Second, spend some time in Setup reviewing your Connected Apps OAuth Usage. That view will show you which apps are currently in play, how many users rely on them, and whether they’re installed or not.

From there, group them into two categories: trusted and untrusted. Trusted apps should be installed now to avoid disruption, while untrusted ones should be blocked to prevent future access.

When installing a trusted app, take a moment to configure who can actually use it. Under OAuth Policies you’ll find the Permitted Users setting, and Salesforce recommends choosing “Admin approved users are pre-authorized.” That way you’re explicitly deciding which profiles or permission sets grant access. It’s a more controlled, thoughtful approach than letting every user authorize an app on their own.
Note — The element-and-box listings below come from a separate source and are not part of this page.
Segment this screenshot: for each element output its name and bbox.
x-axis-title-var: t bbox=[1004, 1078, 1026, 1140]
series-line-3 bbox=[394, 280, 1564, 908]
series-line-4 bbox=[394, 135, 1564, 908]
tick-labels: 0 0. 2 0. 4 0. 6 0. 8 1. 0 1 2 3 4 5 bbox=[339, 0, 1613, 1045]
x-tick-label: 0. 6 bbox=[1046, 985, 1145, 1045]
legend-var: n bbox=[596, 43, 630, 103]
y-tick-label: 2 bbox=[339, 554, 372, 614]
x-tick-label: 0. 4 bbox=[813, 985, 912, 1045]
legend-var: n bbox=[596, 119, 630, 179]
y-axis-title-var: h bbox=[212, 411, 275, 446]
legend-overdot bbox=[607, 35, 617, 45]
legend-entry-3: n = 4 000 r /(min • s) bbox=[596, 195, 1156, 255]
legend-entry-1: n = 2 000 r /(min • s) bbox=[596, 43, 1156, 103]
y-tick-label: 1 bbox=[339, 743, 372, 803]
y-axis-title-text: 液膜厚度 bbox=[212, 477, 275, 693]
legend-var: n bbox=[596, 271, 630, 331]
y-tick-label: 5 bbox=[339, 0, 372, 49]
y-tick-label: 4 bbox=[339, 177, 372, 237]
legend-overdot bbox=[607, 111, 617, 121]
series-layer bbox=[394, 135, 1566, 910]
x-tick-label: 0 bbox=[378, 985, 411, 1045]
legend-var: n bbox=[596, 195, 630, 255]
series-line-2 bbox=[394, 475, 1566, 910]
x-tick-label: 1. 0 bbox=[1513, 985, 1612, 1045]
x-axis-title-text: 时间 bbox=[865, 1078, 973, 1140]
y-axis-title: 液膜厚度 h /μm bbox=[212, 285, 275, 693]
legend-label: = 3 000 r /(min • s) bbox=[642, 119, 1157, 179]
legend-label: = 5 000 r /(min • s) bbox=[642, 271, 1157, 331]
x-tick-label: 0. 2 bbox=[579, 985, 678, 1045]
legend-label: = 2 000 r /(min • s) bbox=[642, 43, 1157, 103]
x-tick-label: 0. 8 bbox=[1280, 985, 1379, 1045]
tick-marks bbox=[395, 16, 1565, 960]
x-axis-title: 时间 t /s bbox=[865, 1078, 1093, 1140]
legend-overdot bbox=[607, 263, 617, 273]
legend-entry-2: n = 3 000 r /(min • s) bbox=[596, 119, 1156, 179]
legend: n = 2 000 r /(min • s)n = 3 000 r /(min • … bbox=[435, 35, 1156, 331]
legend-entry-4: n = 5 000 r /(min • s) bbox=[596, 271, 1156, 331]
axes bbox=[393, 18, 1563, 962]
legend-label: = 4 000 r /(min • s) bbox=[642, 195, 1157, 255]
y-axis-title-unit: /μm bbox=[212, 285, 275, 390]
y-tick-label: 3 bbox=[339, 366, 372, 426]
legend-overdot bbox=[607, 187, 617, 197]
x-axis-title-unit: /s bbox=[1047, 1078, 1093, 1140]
Blocking untrusted apps is just as important. Doing so ends all active sessions immediately and prevents anyone from connecting in the future. Users who try to access a blocked app will see an error message, with slightly different behavior depending on whether your org has API Access Control enabled. Either way, the message points them back to you, so it’s better to have a communication plan in place before that happens.

Your key takeaway

The key takeaway is that this change isn’t just another checkbox on your to-do list. It’s a reminder of how central admins are to both productivity and security. By reviewing your connected app usage now, installing what you trust, and blocking what you don’t, you’ll minimize disruption for your users and reinforce your role as the gatekeeper of your org.

Being an admin isn’t just about keeping things running smoothly—it’s also about making sure the right doors are open, and the wrong ones stay shut. This September’s change is your chance to do just that.